Laia Artigas delivers an extraordinary, naturalistic debut as Frida. Her emotions emerge through physical expressions—pensiveness, mischief, sudden tears—rather than dialogue, making the interior life of a grieving child profoundly vivid. Bruna Cusí (Aunt Marga) and David Verdaguer (Uncle Esteve) embody gentle, searching guardianship—balancing compassion with the limits of familial understanding. Young Paula Robles as Frida’s cousin, Anna, brings authenticity and playfulness, allowing Frida to momentarily inhabit a different role—sometimes mother, sometimes rival—adding emotional complexity through their unpredictable bond.

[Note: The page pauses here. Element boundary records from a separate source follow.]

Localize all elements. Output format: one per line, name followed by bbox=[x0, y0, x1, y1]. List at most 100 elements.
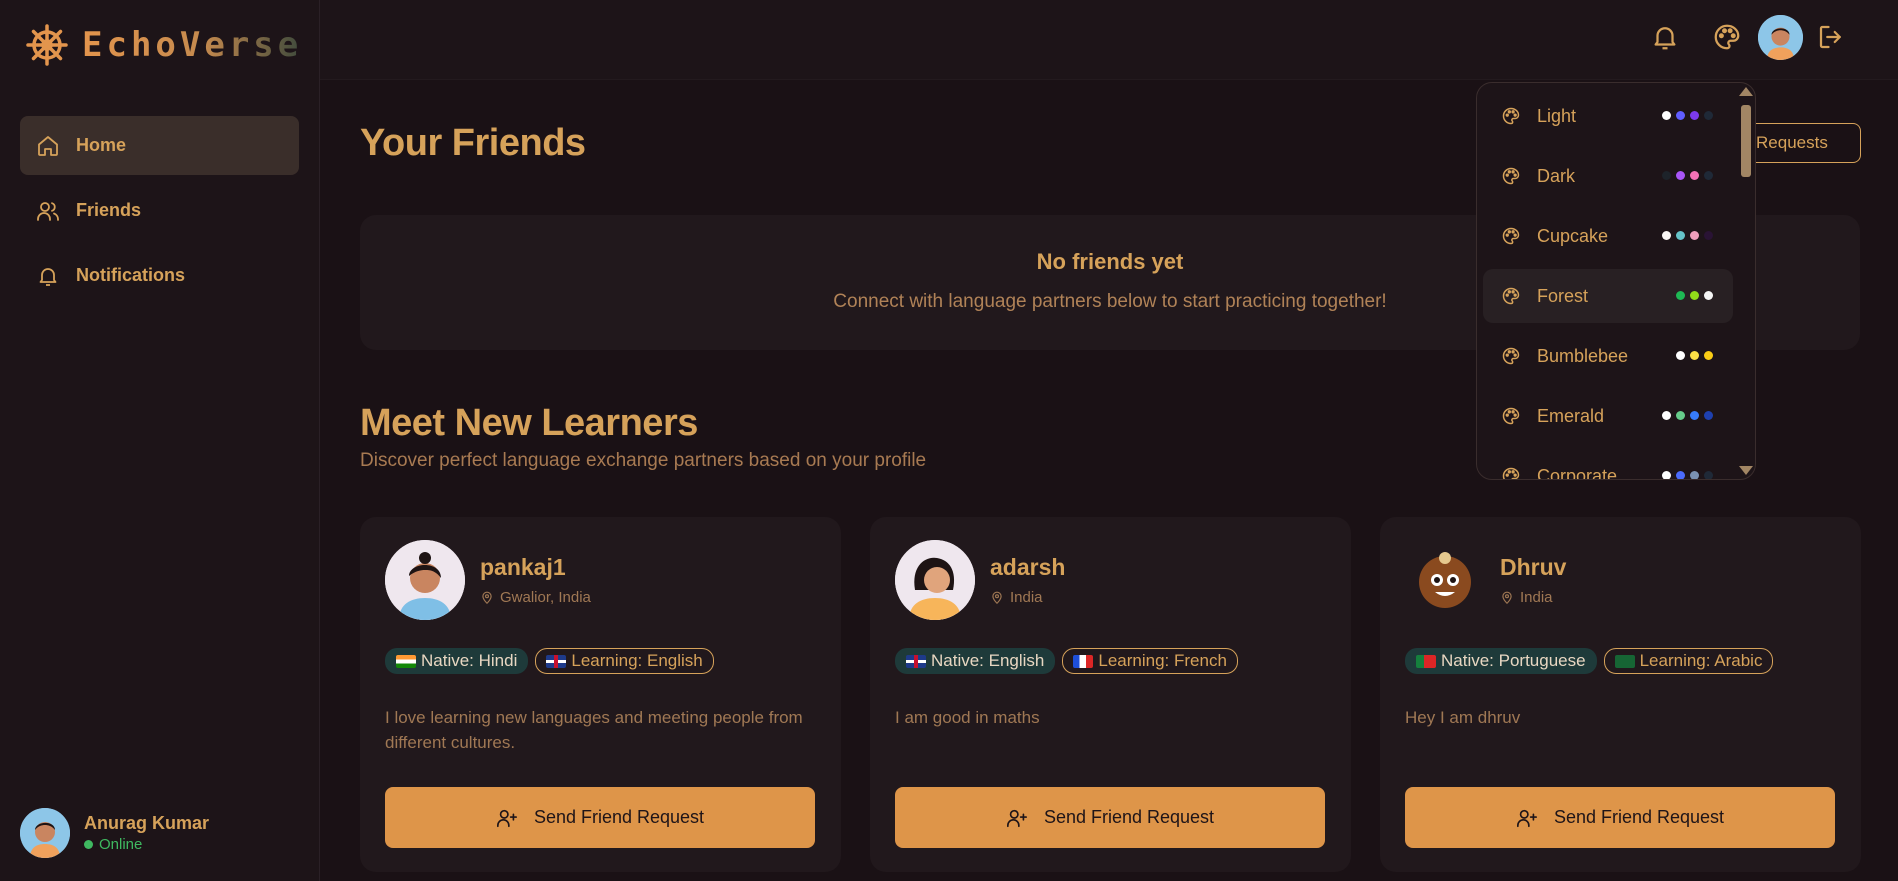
palette-icon bbox=[1502, 467, 1520, 479]
map-pin-icon bbox=[482, 591, 492, 604]
bell-icon[interactable] bbox=[1650, 22, 1680, 52]
sidebar: EchoVerse Home Friends Notifications Anu… bbox=[0, 0, 320, 881]
learner-bio: I love learning new languages and meetin… bbox=[385, 708, 803, 752]
learning-language-label: Learning: English bbox=[571, 651, 703, 670]
native-language-label: Native: English bbox=[931, 651, 1045, 670]
color-swatch bbox=[1676, 231, 1685, 240]
france-flag-icon bbox=[1073, 654, 1094, 668]
user-name: Anurag Kumar bbox=[84, 813, 210, 833]
theme-option-label: Dark bbox=[1537, 165, 1576, 186]
theme-option-dark[interactable]: Dark bbox=[1483, 149, 1733, 203]
send-friend-request-button[interactable]: Send Friend Request bbox=[895, 787, 1325, 848]
color-swatch bbox=[1676, 471, 1685, 479]
learning-language-badge: Learning: Arabic bbox=[1603, 648, 1774, 674]
theme-option-forest[interactable]: Forest bbox=[1483, 269, 1733, 323]
sidebar-item-notifications[interactable]: Notifications bbox=[20, 246, 299, 305]
current-user[interactable]: Anurag Kumar Online bbox=[20, 808, 209, 858]
theme-option-bumblebee[interactable]: Bumblebee bbox=[1483, 329, 1733, 383]
palette-icon bbox=[1502, 287, 1520, 305]
avatar bbox=[1405, 540, 1485, 620]
learner-location: Gwalior, India bbox=[480, 589, 591, 606]
palette-icon bbox=[1502, 107, 1520, 125]
color-swatch bbox=[1676, 411, 1685, 420]
palette-icon bbox=[1502, 407, 1520, 425]
color-swatch bbox=[1690, 291, 1699, 300]
scroll-down-arrow[interactable] bbox=[1739, 466, 1753, 475]
native-language-badge: Native: Hindi bbox=[385, 648, 529, 674]
color-swatch bbox=[1662, 111, 1671, 120]
scroll-up-arrow[interactable] bbox=[1739, 87, 1753, 96]
color-swatch bbox=[1704, 111, 1713, 120]
send-friend-request-button[interactable]: Send Friend Request bbox=[1405, 787, 1835, 848]
india-flag-icon bbox=[396, 654, 416, 668]
learner-location-label: India bbox=[1010, 589, 1043, 606]
sidebar-item-label: Home bbox=[76, 135, 127, 155]
color-swatch bbox=[1676, 291, 1685, 300]
color-swatch bbox=[1704, 291, 1713, 300]
brand[interactable]: EchoVerse bbox=[26, 24, 302, 66]
bell-icon bbox=[39, 267, 57, 286]
uk-flag-icon bbox=[906, 654, 926, 668]
color-swatch bbox=[1704, 171, 1713, 180]
color-swatch bbox=[1676, 351, 1685, 360]
sidebar-nav: Home Friends Notifications bbox=[20, 116, 299, 311]
language-badges: Native: English Learning: French bbox=[895, 648, 1238, 674]
theme-swatches bbox=[1662, 231, 1713, 240]
theme-swatches bbox=[1676, 291, 1713, 300]
learner-location-label: Gwalior, India bbox=[500, 589, 591, 606]
online-dot-icon bbox=[84, 840, 93, 849]
color-swatch bbox=[1662, 471, 1671, 479]
send-friend-request-button[interactable]: Send Friend Request bbox=[385, 787, 815, 848]
avatar bbox=[895, 540, 975, 620]
language-badges: Native: Portuguese Learning: Arabic bbox=[1405, 648, 1774, 674]
sidebar-item-home[interactable]: Home bbox=[20, 116, 299, 175]
send-friend-request-label: Send Friend Request bbox=[1043, 807, 1215, 827]
color-swatch bbox=[1704, 231, 1713, 240]
avatar bbox=[385, 540, 465, 620]
palette-icon[interactable] bbox=[1712, 22, 1742, 52]
native-language-label: Native: Hindi bbox=[421, 651, 518, 670]
saudi-flag-icon bbox=[1614, 654, 1635, 668]
color-swatch bbox=[1690, 471, 1699, 479]
color-swatch bbox=[1662, 411, 1671, 420]
learner-card: adarsh India Native: English Learning: F… bbox=[870, 517, 1351, 872]
avatar bbox=[20, 808, 70, 858]
color-swatch bbox=[1662, 171, 1671, 180]
color-swatch bbox=[1662, 231, 1671, 240]
scrollbar-thumb[interactable] bbox=[1741, 105, 1751, 177]
theme-option-label: Light bbox=[1537, 105, 1577, 126]
theme-swatches bbox=[1662, 471, 1713, 479]
color-swatch bbox=[1690, 411, 1699, 420]
color-swatch bbox=[1704, 351, 1713, 360]
theme-option-emerald[interactable]: Emerald bbox=[1483, 389, 1733, 443]
status-badge: Online bbox=[84, 836, 209, 853]
learner-name: pankaj1 bbox=[480, 554, 566, 580]
theme-option-cupcake[interactable]: Cupcake bbox=[1483, 209, 1733, 263]
home-icon bbox=[38, 135, 58, 156]
profile-avatar[interactable] bbox=[1758, 15, 1803, 60]
theme-option-light[interactable]: Light bbox=[1483, 89, 1733, 143]
theme-option-label: Cupcake bbox=[1537, 225, 1609, 246]
logout-icon[interactable] bbox=[1816, 22, 1846, 52]
learner-location: India bbox=[1500, 589, 1553, 606]
color-swatch bbox=[1690, 231, 1699, 240]
theme-option-label: Corporate bbox=[1537, 465, 1618, 480]
learner-name: adarsh bbox=[990, 554, 1066, 580]
color-swatch bbox=[1676, 111, 1685, 120]
palette-icon bbox=[1502, 227, 1520, 245]
sidebar-item-friends[interactable]: Friends bbox=[20, 181, 299, 240]
user-plus-icon bbox=[1516, 809, 1537, 827]
learning-language-label: Learning: Arabic bbox=[1639, 651, 1763, 670]
native-language-badge: Native: Portuguese bbox=[1405, 648, 1597, 674]
color-swatch bbox=[1704, 411, 1713, 420]
theme-option-corporate[interactable]: Corporate bbox=[1483, 449, 1733, 480]
theme-dropdown: Light Dark Cupcake Forest Bumblebee Emerald Co… bbox=[1476, 82, 1756, 480]
sidebar-item-label: Friends bbox=[76, 200, 142, 220]
theme-swatches bbox=[1662, 171, 1713, 180]
learner-card: Dhruv India Native: Portuguese Learning:… bbox=[1380, 517, 1861, 872]
uk-flag-icon bbox=[546, 654, 567, 668]
color-swatch bbox=[1690, 351, 1699, 360]
theme-swatches bbox=[1676, 351, 1713, 360]
brand-name: EchoVerse bbox=[82, 25, 303, 65]
user-plus-icon bbox=[1006, 809, 1027, 827]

This is not a drama about AIDS—it is an intimate portrait of grief filtered through childhood, its opacity and contradictions. Frida’s emotional immaturity underlies moments of profound truth—when she prays to the Virgin Mary, offering cigarettes and dresses she imagines will reach her absent mother, or when she misbehaves to provoke a reaction, desperate for connection.

Simon’s tone is subtle yet emotionally rich. The film’s pacing is languid, evoking the stretched-out summers of childhood—days alternating between boredom, play, and sudden emotional ruptures. The grief is quietly devastating, unornamented—a slow ache rather than melodramatic catharsis.

Cinematographer Santiago Racaj frames the world from Frida’s eye level. Adults loom outside the frame; environments—vegetable gardens, forests, butchers’ shops—become fresh and disorienting vignettes of her inner perception.

The film unfolds episodically, with scenes captured as memories of emotional texture rather than narrative points—summer camps, meals, rituals, teasing, shrines. Its approach resembles a memory without neat closure, culminating in a tender moment of release when Frida can finally cry amid laughter with her new family.

Summer 1993 belongs to a wave of authentic childhood dramas—like Carax’s Cría cuervos—that allow grief to exist without explanation. It highlights adoptee and orphan perspectives—those who must reconcile loss with the urgent desire to belong. Its fine-grained realism heralds a new generation of autonomous Spanish language filmmaking, blending the political and deeply personal.

Summer 1993 is cinema that awaits on tiptoe: quiet, looking, listening, allowing us to inhabit a child’s grief without sentimentality. Carla Simon’s directorial eye gives us a world that feels textured, real, and emotionally unedited. Frida’s fractured journey—of yearning, acting out, learning to trust—echoes long after the credits. It is a masterclass in empathetic, minimalist storytelling: heartbreaking and life-affirming in equal measure.